Overall, Vanderzanden warned that cybercrime “is on the rise” and that hackers are “very effective at obtaining access to PII. … Minimizing data breach risks in any organization requires physical, technical and personnel measures that focus on identifying security risks, protecting against intrusion, detecting vulnerabilities, responding to a breach and recovering from any breach.”

In response, Vanderzanden recommends universities should:

  • Establish or evaluate a university's privacy team. The team should include representatives from legal, human resources, information technology/information security, government relations and media/public relations divisions.
  • Identify and assess applicable regulations.
  • Undertake a privacy risk assessment. That includes determining what type of information the university collects and how it uses such information. A guiding principle is that an organization should collect only the information it needs, and information should be kept only as long as necessary. To develop the requirements, review statutory, regulatory or industry requirements or standards.
  • Ensure access to sensitive information is limited to individuals with a current, legitimate business purpose for the access. Also, identify how information is received, used, managed and shared within the university or with third parties. The information should be classified based on its sensitivity.
  • Accurately describe its collection and retention practices.
  • Give employees adequate training and conduct penetration testing to identify employees who may pose a security risk. Employees can help limit breaches by being wary of phishing emails or refraining from replying to email inquiries seeking PII. The transmission of PII should be limited to secure methods of transfer and require approval by more than one employee.

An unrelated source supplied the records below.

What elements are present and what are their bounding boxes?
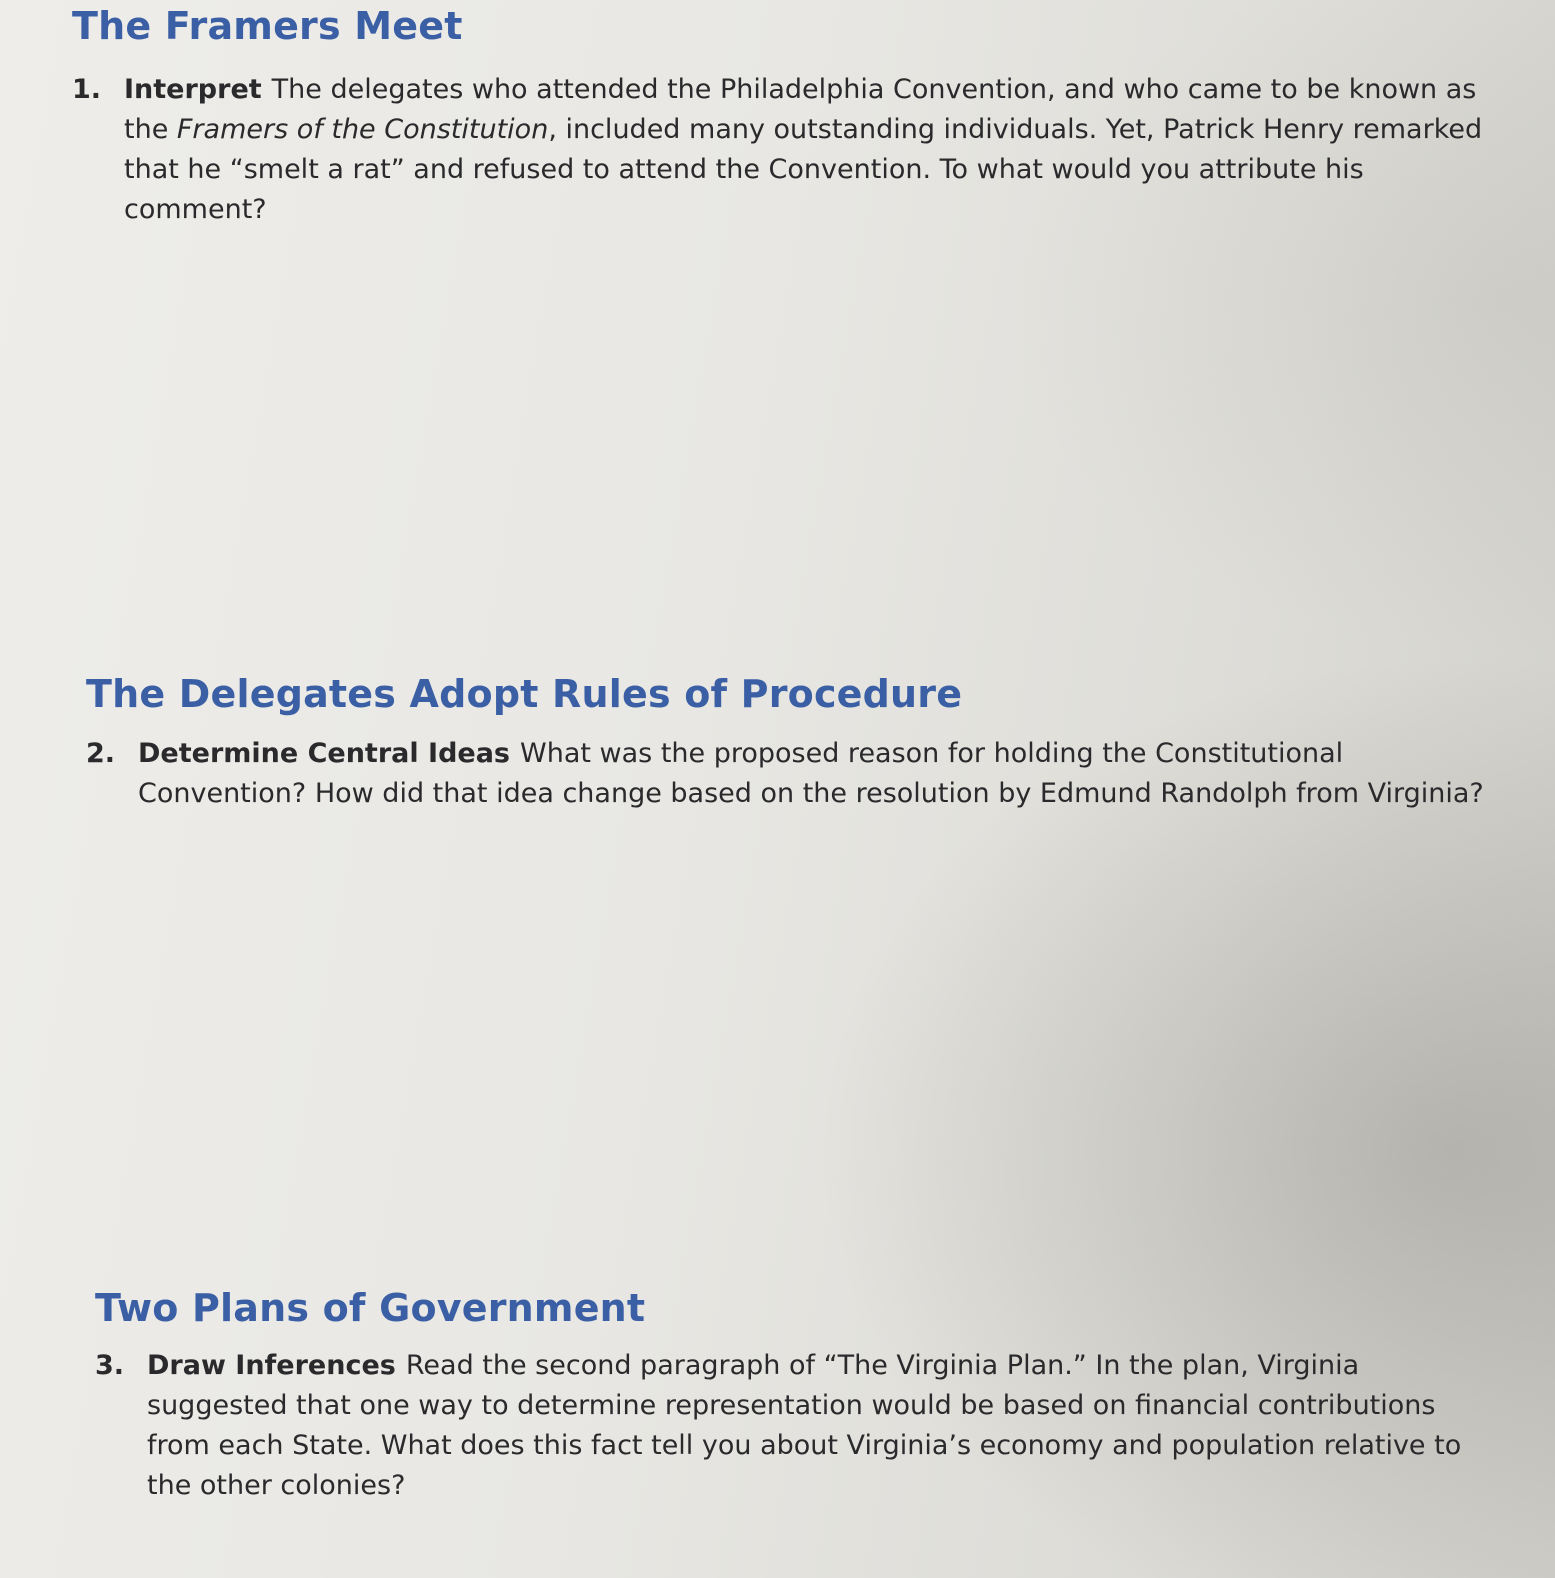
question-text-italic: Framers of the Constitution [176, 114, 549, 145]
question-body [147, 1346, 1485, 1506]
question-number: 2. [86, 738, 116, 769]
section-heading-two-plans: Two Plans of Government [95, 1286, 646, 1330]
question-2 [86, 734, 1506, 814]
question-number: 3. [95, 1350, 125, 1381]
answer-space-1[interactable] [70, 250, 1470, 650]
question-body [124, 70, 1512, 230]
question-body [138, 734, 1506, 814]
question-3 [95, 1346, 1485, 1506]
section-heading-framers-meet: The Framers Meet [72, 4, 463, 48]
section-heading-rules-of-procedure: The Delegates Adopt Rules of Procedure [86, 672, 963, 716]
question-number: 1. [72, 74, 102, 105]
question-text: The delegates who attended the Philadelphia Convention, and who came to be known as the [124, 74, 1477, 145]
question-skill-label: Determine Central Ideas [138, 738, 511, 769]
question-text: Read the second paragraph of “The Virginia Plan.” In the plan, Virginia suggested that one way to determine representation would be based on financial contributions from each State. What does this fact tell you about Virginia’s economy and population relative to the other colonies? [147, 1350, 1462, 1501]
answer-space-2[interactable] [70, 870, 1470, 1270]
question-skill-label: Interpret [124, 74, 262, 105]
question-skill-label: Draw Inferences [147, 1350, 396, 1381]
question-text-cont: , included many outstanding individuals. Yet, Patrick Henry remarked that he “smelt a rat” and refused to attend the Convention. To what would you attribute his comment? [124, 114, 1483, 225]
question-text: What was the proposed reason for holding the Constitutional Convention? How did that idea change based on the resolution by Edmund Randolph from Virginia? [138, 738, 1484, 809]
question-1 [72, 70, 1512, 230]
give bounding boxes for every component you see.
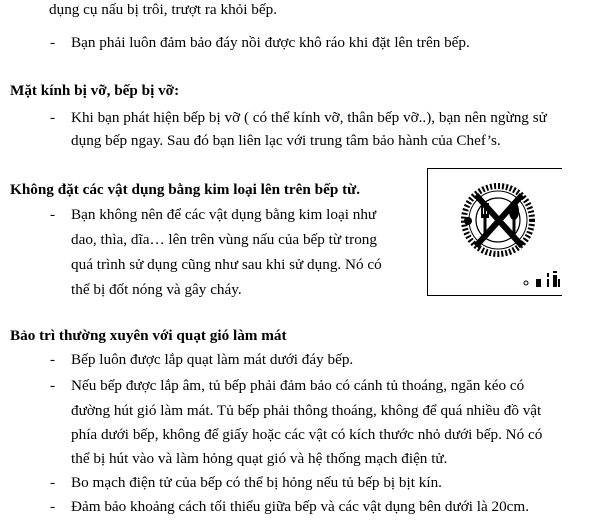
intro-bullet: Bạn phải luôn đảm bảo đáy nồi được khô ráo khi đặt lên trên bếp.	[71, 34, 470, 51]
fan-bullet-line: Bếp luôn được lắp quạt làm mát dưới đáy bếp.	[71, 351, 354, 368]
fan-bullet-line: phía dưới bếp, không để giấy hoặc các vật có kích thước nhỏ dưới bếp. Nó có	[71, 426, 543, 443]
section-heading-metal: Không đặt các vật dụng bằng kim loại lên trên bếp từ.	[10, 181, 361, 198]
section-heading-glass: Mặt kính bị vỡ, bếp bị vỡ:	[10, 82, 180, 99]
bullet-marker: -	[50, 206, 56, 223]
bullet-marker: -	[50, 351, 56, 368]
metal-bullet-line: quá trình sử dụng cũng như sau khi sử dụng. Nó có	[71, 256, 382, 273]
glass-bullet-line: dụng bếp ngay. Sau đó bạn liên lạc với trung tâm bảo hành của Chef’s.	[71, 132, 501, 149]
no-metal-utensils-figure	[427, 168, 562, 296]
bullet-marker: -	[50, 377, 56, 394]
glass-bullet-line: Khi bạn phát hiện bếp bị vỡ ( có thể kính vỡ, thân bếp vỡ..), bạn nên ngừng sử	[71, 109, 547, 126]
metal-bullet-line: Bạn không nên để các vật dụng bằng kim loại như	[71, 206, 377, 223]
bullet-marker: -	[50, 474, 56, 491]
fan-bullet-line: Nếu bếp được lắp âm, tủ bếp phải đảm bảo có cánh tủ thoáng, ngăn kéo có	[71, 377, 525, 394]
control-glyphs-icon	[524, 271, 560, 287]
fan-bullet-line: Đảm bảo khoảng cách tối thiểu giữa bếp và các vật dụng bên dưới là 20cm.	[71, 498, 530, 515]
fan-bullet-line: thể bị hút vào và làm hỏng quạt gió và hệ thống mạch điện tử.	[71, 450, 448, 467]
no-metal-utensils-icon	[428, 169, 562, 295]
metal-bullet-line: thể bị đốt nóng và gây cháy.	[71, 281, 242, 298]
section-heading-fan: Bảo trì thường xuyên với quạt gió làm mát	[10, 327, 287, 344]
fan-bullet-line: Bo mạch điện tử của bếp có thể bị hỏng nếu tủ bếp bị bịt kín.	[71, 474, 442, 491]
fan-bullet-line: đường hút gió làm mát. Tủ bếp phải thông thoáng, không để quá nhiều đồ vật	[71, 402, 542, 419]
intro-line: dụng cụ nấu bị trôi, trượt ra khỏi bếp.	[49, 1, 277, 18]
bullet-marker: -	[50, 498, 56, 515]
metal-bullet-line: dao, thìa, dĩa… lên trên vùng nấu của bếp từ trong	[71, 231, 377, 248]
bullet-marker: -	[50, 34, 56, 51]
bullet-marker: -	[50, 109, 56, 126]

Employees should be bound by data security policies and codes of conduct that protect the confidentiality of sensitive information.
  • Review technical measures such as authentication protocols, encryption, firewalls, password practices, multifactor authentication and anti-virus protection.
  • Review technical measures designed to alert the university to unauthorized access to sensitive information.
  • Audit contracts with third parties to ensure they protect sensitive information with reasonable technical, personnel and physical protections.
  • Review the university's breach response plan and ensure the university is prepared to contact forensic experts, legal resources and public relations professionals in the event of a breach. Conducting breach response drills to ensure preparedness is an effective way of identifying gaps in the university's breach preparedness protocol.

“Information security and privacy absolutely need to be addressed at the highest levels,” Vanderzanden added. “Ensuring that the board and the executive team supports effective measures is critical. … Without board-level support, maintaining data security is very, very difficult.”

Looking at the larger picture, Vanderzanden explained that “managing cybersecurity requires a multidisciplinary approach, and far too few organizations have the technical, physical and personnel resources required to be effective.”

Olivas specifically recommended that training for employees should be widely available and start in areas where breaches are the most likely, such as the registrar's office, admissions, financial aid or the bursar's office.

Organizations also should realize that a lot of money is at stake because of these kinds of breaches. “The theories of liability asserted in the Mason v. Yale complaint have been asserted in numerous other data breach class action lawsuits around the country, and the financial stakes are high,” Vanderzanden said. “In fact, the settlements approved in such cases the past several years are regularly measured in the tens of millions of dollars.”

She also pointed out that “settlement-related costs” are “only a fraction of the true harm to an organization that experiences a breach.” Organizations can experience “adverse publicity and damage to consumer confidence,” she said.